最初はクラル様の後をついて歩いてた僕は、僕自身でも情報を探るために単独行動をすることにした。
歩いてる途中、狭い通路から話し声がして、僕は立ち止まる。どちらも、聞き覚えのある声だ。
僕は、話し声がする方へと向かった。話し声のする方に行け、と本能が言ってる。
「どうも、こんにちは」
そこにいた人物2人に、僕は話しかけた。見覚えのある2人は、呪具使いについて話し合ってるっぽかった。
「……君は……」
そこにいた人物の1人、僕の実の父親であるルカ・クロウディアが驚いた様子で僕を見る。

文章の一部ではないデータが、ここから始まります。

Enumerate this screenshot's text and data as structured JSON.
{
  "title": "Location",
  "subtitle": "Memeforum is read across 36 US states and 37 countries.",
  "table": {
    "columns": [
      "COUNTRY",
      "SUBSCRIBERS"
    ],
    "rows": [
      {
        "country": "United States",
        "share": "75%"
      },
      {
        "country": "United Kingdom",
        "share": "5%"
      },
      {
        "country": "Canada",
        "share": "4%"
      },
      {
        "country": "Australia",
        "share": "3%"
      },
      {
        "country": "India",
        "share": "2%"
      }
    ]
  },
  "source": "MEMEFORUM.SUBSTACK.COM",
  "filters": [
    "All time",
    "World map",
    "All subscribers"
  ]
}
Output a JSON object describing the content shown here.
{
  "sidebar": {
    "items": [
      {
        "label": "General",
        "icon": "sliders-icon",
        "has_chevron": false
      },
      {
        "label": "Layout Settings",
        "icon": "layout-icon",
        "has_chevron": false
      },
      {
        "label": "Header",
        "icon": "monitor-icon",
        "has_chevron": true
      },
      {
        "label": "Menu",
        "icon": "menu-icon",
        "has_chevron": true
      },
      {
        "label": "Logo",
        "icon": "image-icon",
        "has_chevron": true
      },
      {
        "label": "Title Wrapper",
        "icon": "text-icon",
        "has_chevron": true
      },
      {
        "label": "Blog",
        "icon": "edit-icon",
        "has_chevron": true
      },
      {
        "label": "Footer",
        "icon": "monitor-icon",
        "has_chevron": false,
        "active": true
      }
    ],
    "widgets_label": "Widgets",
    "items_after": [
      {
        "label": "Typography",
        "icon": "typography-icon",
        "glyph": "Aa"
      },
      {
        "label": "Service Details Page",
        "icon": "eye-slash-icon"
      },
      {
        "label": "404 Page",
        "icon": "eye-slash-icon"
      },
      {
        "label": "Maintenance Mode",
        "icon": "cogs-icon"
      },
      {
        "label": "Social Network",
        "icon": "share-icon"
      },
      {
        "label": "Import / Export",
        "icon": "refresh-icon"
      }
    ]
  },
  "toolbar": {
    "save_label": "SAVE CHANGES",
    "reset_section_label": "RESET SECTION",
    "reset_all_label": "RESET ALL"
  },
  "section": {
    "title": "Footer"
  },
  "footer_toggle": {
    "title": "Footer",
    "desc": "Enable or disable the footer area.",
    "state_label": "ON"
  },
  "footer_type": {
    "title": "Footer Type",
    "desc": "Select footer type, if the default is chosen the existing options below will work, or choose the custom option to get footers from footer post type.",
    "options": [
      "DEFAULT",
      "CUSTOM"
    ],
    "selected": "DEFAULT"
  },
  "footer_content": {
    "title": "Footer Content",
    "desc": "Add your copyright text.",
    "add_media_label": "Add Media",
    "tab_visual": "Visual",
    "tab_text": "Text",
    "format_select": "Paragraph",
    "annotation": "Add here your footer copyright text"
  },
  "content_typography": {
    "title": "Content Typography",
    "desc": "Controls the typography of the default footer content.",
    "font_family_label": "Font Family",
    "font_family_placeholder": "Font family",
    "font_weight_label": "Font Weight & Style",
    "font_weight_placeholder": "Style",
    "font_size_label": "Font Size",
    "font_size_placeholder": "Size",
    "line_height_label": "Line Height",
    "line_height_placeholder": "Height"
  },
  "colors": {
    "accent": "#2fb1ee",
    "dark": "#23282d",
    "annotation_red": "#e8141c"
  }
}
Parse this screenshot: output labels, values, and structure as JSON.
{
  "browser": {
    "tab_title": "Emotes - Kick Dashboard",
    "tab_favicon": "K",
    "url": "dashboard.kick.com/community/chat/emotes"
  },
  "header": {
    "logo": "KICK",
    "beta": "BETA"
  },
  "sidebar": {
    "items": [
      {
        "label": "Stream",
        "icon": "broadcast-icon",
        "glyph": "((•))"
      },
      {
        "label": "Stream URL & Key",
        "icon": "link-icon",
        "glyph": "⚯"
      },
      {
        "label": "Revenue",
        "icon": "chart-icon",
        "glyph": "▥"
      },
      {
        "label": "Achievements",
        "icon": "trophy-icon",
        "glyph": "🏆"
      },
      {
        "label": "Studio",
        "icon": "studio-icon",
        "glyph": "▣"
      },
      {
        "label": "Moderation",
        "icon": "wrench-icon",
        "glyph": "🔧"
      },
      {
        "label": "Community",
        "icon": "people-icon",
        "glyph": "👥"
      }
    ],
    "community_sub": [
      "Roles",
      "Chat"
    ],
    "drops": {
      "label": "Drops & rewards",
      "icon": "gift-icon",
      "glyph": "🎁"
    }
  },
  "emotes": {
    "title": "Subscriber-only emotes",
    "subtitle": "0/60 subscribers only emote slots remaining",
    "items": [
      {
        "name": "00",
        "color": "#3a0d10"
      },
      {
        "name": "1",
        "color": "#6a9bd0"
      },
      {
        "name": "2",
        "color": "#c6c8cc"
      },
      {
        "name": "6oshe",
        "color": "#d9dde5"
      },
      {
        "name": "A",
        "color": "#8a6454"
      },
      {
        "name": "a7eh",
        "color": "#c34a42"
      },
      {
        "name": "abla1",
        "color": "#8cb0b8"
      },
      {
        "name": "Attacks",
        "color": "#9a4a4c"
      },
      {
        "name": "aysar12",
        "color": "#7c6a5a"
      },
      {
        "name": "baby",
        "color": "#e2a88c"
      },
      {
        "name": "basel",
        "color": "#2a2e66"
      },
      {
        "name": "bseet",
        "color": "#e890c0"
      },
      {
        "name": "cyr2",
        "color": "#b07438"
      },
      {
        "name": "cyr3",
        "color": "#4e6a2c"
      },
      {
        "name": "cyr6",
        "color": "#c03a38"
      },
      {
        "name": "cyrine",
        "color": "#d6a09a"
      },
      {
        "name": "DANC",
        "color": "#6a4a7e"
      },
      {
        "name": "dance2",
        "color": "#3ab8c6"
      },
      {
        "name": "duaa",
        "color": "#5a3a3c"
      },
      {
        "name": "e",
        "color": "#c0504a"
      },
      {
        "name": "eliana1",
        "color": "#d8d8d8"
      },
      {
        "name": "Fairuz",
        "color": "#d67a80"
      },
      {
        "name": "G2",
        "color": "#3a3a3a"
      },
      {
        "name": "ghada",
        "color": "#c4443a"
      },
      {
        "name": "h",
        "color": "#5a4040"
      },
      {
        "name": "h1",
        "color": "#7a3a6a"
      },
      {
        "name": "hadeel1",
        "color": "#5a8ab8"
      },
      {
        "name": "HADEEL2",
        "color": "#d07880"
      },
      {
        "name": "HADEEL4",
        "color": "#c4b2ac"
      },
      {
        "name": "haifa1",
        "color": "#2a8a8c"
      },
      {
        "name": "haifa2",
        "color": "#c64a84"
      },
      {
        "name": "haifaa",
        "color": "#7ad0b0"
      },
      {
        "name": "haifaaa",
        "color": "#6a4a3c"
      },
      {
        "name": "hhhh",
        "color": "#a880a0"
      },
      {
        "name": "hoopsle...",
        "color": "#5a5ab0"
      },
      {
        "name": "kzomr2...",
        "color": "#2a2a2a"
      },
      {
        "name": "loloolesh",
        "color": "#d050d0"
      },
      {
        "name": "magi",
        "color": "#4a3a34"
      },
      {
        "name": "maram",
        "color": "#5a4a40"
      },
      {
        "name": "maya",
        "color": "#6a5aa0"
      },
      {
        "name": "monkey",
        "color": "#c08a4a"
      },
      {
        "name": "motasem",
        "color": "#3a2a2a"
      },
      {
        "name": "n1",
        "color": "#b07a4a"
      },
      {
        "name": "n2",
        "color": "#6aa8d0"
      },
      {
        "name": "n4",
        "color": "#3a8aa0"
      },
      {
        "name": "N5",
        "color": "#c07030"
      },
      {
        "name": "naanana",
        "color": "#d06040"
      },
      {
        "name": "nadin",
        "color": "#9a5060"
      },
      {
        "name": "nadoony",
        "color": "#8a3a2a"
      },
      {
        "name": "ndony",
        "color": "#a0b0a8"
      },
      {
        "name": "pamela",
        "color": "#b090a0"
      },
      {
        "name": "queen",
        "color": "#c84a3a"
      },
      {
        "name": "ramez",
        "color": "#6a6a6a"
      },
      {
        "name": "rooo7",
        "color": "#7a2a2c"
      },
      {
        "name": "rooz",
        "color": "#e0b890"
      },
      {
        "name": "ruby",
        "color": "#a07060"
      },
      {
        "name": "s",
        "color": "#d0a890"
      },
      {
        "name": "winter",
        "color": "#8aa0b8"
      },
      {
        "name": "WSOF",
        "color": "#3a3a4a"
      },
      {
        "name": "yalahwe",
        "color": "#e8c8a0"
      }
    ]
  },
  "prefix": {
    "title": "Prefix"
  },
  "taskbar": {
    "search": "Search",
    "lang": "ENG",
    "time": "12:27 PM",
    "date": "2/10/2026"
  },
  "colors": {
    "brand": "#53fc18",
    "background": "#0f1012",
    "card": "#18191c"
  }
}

「聞き覚えのある声が聞こえて来たので、つい……僕は、ルーチェ・クロウディアと言います」
僕が名乗ると、2人は同時に驚いた顔を見せた。
「……もしかして、ルカがいつも言ってた子って……」
ルカさんの側にいる人物、ルシフェル・クロウディアが、ルカさんの方を見る。
「多分、そうだと思う……エレナに似てるし」
その反応を見てから、「僕は、パラレルワールドから来ました」と付け足した。